CRIS owes its origins to civic action and volunteerism. In 1982 a Circular (No. 1982/21) was issued by the Department of Education outlining the “vital role” that the education system has to play in “fostering improved relationships between the two communities in Northern Ireland”. The Circular called for suggestions and ideas for initiatives that might “assist in the promotion of improved Community Relations”. It was in the response to this Circular that the foundations of CRIS were formed.


September 1982:

Eamonn McMillan, who taught at St. Augustine’s Secondary School in East Belfast and Winnie Jordan, Organising Secretary of the East Belfast Community Council (EBCC), sent a letter to all the schools in East Belfast, inviting them to send a representative to a meeting that would be held in November at the EBCC offices to discuss how to respond to the circular.


November 1982 – January 1983:

A steering group established to explore how best to promote Community Relations work within East Belfast and Northern Ireland as a whole.


4th May 1983:

The name ‘Community Relations In Schools (CRIS)’ is agreed along with the constitution for this new organisation which stated that the purpose of CRIS was to; “promote discussion on topics related to respect and mutual understanding and to assist the work of schools in the promotion of good community relations.”

5th April 1984:

First official meeting of Community Relations In Schools (CRIS).

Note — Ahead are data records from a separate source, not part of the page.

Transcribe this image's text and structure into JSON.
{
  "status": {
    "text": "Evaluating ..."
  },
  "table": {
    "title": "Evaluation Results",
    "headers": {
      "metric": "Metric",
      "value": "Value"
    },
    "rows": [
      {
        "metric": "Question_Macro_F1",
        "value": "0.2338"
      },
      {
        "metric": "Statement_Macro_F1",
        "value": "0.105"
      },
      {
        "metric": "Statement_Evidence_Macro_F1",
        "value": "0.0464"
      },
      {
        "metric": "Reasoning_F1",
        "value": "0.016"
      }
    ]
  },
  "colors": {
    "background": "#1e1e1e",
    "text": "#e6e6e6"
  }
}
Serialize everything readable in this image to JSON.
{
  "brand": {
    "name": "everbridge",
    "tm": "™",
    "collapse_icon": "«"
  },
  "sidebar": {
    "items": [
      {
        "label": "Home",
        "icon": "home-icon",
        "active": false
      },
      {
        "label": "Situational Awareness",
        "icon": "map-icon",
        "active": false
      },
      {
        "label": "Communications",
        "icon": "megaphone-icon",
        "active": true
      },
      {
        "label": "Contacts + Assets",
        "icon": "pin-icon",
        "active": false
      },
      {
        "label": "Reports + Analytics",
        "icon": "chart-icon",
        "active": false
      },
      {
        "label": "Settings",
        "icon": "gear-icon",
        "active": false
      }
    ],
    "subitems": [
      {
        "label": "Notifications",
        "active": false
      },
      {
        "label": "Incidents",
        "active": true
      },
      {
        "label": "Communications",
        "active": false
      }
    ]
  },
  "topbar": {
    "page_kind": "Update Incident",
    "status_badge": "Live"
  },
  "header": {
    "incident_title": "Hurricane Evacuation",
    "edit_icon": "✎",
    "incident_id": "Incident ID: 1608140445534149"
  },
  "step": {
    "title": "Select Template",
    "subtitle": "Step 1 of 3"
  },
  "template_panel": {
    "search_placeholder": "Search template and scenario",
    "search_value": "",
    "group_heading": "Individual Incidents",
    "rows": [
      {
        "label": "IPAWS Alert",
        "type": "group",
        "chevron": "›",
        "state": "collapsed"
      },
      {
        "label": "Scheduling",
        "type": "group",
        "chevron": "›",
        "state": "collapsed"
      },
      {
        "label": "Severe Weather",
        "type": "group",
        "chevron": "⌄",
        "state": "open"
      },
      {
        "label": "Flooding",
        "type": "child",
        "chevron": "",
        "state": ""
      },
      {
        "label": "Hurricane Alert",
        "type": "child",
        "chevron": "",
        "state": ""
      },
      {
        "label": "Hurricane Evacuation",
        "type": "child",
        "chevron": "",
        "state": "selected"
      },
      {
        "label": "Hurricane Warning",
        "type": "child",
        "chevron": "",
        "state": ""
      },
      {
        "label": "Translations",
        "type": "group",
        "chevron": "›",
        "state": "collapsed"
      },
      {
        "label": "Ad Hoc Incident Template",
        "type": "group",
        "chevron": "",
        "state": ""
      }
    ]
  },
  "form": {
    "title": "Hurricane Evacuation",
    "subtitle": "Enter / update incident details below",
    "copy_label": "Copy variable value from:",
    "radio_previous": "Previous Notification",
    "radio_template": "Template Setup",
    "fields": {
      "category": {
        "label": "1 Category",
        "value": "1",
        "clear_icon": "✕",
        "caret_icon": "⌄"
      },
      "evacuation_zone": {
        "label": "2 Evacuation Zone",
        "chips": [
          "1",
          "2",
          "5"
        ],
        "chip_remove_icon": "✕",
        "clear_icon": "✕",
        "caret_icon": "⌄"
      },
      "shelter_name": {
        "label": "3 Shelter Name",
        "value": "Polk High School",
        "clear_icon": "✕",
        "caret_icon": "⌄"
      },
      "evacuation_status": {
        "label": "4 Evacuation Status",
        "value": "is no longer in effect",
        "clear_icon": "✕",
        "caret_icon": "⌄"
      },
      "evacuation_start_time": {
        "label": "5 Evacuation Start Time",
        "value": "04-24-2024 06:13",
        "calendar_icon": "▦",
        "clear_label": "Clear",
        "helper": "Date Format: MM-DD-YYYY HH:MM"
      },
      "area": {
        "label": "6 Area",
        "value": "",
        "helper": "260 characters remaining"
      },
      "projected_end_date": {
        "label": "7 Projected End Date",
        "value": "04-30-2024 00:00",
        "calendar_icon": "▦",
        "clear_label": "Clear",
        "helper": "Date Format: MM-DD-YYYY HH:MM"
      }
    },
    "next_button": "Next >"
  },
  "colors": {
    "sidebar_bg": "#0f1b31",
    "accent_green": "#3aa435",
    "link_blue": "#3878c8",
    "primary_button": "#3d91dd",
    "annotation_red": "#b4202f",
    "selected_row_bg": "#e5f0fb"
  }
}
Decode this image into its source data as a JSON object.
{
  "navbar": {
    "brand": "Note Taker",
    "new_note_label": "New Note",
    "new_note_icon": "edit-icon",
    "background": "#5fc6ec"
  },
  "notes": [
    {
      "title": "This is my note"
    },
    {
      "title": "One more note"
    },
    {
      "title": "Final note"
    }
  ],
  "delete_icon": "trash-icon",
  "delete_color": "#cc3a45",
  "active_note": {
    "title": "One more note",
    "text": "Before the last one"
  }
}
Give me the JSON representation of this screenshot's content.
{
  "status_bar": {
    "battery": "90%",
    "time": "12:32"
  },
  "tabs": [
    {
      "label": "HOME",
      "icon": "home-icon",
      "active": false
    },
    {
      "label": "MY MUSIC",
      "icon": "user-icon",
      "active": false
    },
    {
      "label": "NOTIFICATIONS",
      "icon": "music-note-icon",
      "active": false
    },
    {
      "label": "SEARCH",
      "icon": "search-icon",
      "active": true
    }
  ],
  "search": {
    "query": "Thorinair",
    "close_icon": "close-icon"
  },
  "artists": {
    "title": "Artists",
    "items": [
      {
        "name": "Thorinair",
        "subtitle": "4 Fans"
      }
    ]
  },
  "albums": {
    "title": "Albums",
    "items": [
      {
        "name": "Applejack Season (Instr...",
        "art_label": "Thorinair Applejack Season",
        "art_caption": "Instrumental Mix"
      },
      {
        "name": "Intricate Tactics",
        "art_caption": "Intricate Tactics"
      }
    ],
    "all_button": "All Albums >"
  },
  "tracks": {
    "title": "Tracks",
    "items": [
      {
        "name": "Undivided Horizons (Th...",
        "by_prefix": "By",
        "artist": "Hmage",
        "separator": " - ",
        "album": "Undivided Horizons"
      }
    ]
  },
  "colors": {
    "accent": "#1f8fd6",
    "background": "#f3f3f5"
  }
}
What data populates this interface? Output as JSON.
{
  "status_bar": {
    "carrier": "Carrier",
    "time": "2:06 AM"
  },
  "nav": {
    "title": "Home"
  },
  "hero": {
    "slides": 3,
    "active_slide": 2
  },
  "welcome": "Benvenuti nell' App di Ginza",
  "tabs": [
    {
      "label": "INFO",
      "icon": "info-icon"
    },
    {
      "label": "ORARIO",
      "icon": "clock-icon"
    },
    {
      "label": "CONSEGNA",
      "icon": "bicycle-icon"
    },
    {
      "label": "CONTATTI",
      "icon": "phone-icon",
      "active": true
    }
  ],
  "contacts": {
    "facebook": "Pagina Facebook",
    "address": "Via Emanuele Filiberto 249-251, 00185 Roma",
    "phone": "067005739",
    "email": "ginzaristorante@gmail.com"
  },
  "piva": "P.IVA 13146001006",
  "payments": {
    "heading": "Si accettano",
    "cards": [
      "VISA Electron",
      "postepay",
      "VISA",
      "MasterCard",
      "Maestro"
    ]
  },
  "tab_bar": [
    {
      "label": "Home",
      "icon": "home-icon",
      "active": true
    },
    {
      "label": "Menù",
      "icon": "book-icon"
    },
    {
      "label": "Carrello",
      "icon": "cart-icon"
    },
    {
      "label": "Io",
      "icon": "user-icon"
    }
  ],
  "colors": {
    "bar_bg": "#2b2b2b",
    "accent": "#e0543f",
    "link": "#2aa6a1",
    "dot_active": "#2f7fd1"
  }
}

Through financial support awarded from the Department of Education, a full-time Schools Liaison Officer, Regina Osborne was employed.


September 1987:

Minister for Education guarantees funding for two full-time posts for 5 years. John Herron appointed Director.


3rd March 1988

Government reception at Hillsborough Castle to highlight the work of CRIS where the Education Minister Dr Brian Mawhinney says,

“We must try to rid this province of the fear and mistrust which permeates our divided community… tonight I am pleased to honour a group of people who are actively involved in promoting community understanding among young people… CRIS is doing an important job in difficult circumstances and I am pleased to be able to make available Government funds to assist it.”

1990 - 2000

In the mid to late 1990’s some tentative hope started to emerge that the daily conflict and violence in Northern Ireland would gradually come to an end. A series of cease fires and the long road to agreement through a peace accord was finally achieved as people from Northern Ireland held their breath for the signing of the ‘Good Friday (Belfast) Agreement’ on 10th April 1998.

It is in this period that a path to peace was achieved. And CRIS all too aware of the critical need to bring the conversations of peacebuilding to the children and schools they would work with, carefully designed new programmes and approaches that would help a new generation of children and young people to be part of this societal endeavour.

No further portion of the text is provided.